Hustle they say! Do we really need to?

Nabila Ahmed
3 min readMar 31, 2022

Today, while ordering some food online, since the food delivery was delayed, I was chatting with customer service. Meanwhile, I went through their policies and something mentioned there didn’t really feel right to me!
It said something like, ‘ One of our core values is to Hustle’. And since then I have been thinking about this work culture being promoted lately.

We all use social media, and it’s so full of everything and also the ‘motivational junk’ sometimes I like to call it, as sometimes it’s just overdone.
Posts go like Hustle like there is no tomorrow! Or Stay Humble, Hustle Hard, Never Stop the Hustle, and so on.
But, let’s pause for a moment and think. We as a global community have witnessed a pandemic, a devastating one, and every one of us lost someone we knew and have been affected in multiple ways.
Our daily lives took a forced break, the stock markets, the railways, even the goddamn airlines stopped all across, something we never imagined could happen.

Sounds like a cliché but Life is unpredictable.

While the world stopped during that time, we also spent time with our families, busy parents could give time to their children which, in regular circumstances, they might not have or even if they wanted to, they couldn’t due to watertight schedules.

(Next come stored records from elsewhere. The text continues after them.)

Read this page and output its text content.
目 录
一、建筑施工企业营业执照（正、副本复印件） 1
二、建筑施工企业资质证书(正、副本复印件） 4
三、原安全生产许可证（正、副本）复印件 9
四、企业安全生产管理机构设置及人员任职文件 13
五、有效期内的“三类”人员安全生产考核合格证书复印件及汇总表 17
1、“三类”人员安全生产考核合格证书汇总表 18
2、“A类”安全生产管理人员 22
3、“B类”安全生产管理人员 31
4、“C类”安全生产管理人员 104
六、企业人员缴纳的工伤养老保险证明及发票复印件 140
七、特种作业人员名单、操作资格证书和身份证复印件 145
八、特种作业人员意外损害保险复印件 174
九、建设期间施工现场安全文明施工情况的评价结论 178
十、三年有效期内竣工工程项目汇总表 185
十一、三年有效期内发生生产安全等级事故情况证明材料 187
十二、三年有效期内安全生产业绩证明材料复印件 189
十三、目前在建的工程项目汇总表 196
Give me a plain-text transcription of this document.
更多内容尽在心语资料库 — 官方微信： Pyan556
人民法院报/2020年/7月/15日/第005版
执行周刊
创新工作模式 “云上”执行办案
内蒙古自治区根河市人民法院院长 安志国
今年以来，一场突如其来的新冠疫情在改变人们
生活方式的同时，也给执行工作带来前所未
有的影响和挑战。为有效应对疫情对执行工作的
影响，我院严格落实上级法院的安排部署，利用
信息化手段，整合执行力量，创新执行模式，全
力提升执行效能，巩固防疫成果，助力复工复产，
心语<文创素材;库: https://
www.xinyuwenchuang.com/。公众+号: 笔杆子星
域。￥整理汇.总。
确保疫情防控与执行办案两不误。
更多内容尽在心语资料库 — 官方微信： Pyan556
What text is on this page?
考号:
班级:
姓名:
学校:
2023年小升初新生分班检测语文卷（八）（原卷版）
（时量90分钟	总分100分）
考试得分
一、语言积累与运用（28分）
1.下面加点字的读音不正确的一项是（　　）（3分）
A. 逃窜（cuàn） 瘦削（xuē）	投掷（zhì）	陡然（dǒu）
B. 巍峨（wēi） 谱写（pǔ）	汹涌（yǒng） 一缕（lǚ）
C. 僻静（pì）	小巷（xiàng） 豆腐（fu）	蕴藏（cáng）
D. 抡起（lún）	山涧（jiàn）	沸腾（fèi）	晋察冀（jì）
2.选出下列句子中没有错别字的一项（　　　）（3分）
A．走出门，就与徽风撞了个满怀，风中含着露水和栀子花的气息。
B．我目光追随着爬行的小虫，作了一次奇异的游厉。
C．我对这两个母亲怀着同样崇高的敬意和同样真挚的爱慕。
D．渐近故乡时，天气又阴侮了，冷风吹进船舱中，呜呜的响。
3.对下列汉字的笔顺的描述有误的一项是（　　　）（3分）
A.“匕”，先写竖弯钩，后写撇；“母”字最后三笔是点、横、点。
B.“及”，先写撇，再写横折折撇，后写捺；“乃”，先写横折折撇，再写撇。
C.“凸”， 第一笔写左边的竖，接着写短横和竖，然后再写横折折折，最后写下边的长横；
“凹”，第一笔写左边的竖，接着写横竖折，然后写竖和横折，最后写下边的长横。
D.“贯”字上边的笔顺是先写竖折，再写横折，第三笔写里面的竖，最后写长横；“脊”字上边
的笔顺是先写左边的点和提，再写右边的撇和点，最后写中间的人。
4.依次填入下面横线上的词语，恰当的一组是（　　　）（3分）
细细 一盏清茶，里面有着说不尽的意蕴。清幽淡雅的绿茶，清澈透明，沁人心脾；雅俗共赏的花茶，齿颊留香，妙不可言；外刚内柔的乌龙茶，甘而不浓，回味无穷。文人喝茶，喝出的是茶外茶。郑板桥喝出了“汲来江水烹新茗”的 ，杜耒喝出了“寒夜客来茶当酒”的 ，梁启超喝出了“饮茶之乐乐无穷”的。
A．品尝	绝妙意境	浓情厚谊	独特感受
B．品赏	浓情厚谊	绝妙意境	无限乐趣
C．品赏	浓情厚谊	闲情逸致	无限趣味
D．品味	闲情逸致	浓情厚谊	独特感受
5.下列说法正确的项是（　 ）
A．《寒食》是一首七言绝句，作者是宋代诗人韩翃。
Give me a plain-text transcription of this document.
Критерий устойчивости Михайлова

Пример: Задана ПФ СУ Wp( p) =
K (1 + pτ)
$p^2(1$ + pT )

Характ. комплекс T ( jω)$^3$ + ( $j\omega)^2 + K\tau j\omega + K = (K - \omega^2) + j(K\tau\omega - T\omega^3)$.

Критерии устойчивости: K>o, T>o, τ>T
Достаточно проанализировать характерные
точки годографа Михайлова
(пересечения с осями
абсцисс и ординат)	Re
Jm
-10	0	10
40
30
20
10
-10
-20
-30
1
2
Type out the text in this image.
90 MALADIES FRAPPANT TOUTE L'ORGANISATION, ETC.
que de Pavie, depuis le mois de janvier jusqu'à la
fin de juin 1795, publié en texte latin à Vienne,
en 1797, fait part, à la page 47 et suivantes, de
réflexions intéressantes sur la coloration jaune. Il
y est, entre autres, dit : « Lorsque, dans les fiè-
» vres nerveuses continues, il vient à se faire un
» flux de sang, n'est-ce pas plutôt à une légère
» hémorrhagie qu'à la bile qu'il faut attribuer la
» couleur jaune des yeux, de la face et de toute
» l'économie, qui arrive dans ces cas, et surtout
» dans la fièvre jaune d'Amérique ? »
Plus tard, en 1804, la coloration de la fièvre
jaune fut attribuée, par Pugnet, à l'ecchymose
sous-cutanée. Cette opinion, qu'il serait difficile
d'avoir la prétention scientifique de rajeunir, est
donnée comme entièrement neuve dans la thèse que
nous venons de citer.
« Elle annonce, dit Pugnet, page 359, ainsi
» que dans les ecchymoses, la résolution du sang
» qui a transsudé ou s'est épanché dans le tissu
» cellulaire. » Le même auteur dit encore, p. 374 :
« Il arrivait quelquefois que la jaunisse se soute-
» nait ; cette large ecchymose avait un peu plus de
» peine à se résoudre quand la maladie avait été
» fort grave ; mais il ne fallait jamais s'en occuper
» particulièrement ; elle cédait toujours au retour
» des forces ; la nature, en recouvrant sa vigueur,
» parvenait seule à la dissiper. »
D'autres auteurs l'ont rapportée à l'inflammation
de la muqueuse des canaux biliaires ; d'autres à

The hustle and grind culture has become so ingrained and normalized that we fail to see what issues it brings with it. WE BECOME SO BUSY MAKING A LIVING THAT WE FAIL TO LIVE!

And the other problem with this modern-day work ethic is that it is so toxic to the mental health of individuals. Someone else is always doing more than you and you are always affected by the constant peer pressure that never ceases to exist.

According to a survey conducted by a popular magazine, people above the age of 25 didn’t like the HUSTLE CULTURE.
If most people do not prefer it, then why promote it?

In the pandemic, of course, the worst things happened and hit us in every way possible but it also gave us time to stop and reflect. To cherish the moments. The chances that some of us got, to rejuvenate our dying hobbies which walked towards the coffin gradually as we got more and more entangled in our work. That paint box, that gaming console, that long recipe of your grandma, all of them had their chances now.

As a freelancer, I believe in hard work, and in consistency, but there exists a fine line that separates hard work from constant hustling at the cost of mental well-being and genuine happiness that we achieve when we slow down once in a while.

In order to succeed, you need not suffocate yourself in the ever-expanding malignant clutches of the toxic capitalist work culture that is being marketed all over.
Maybe you just need to alter your definition of success!
Because, dear friend, Success and Happiness are a state of mind!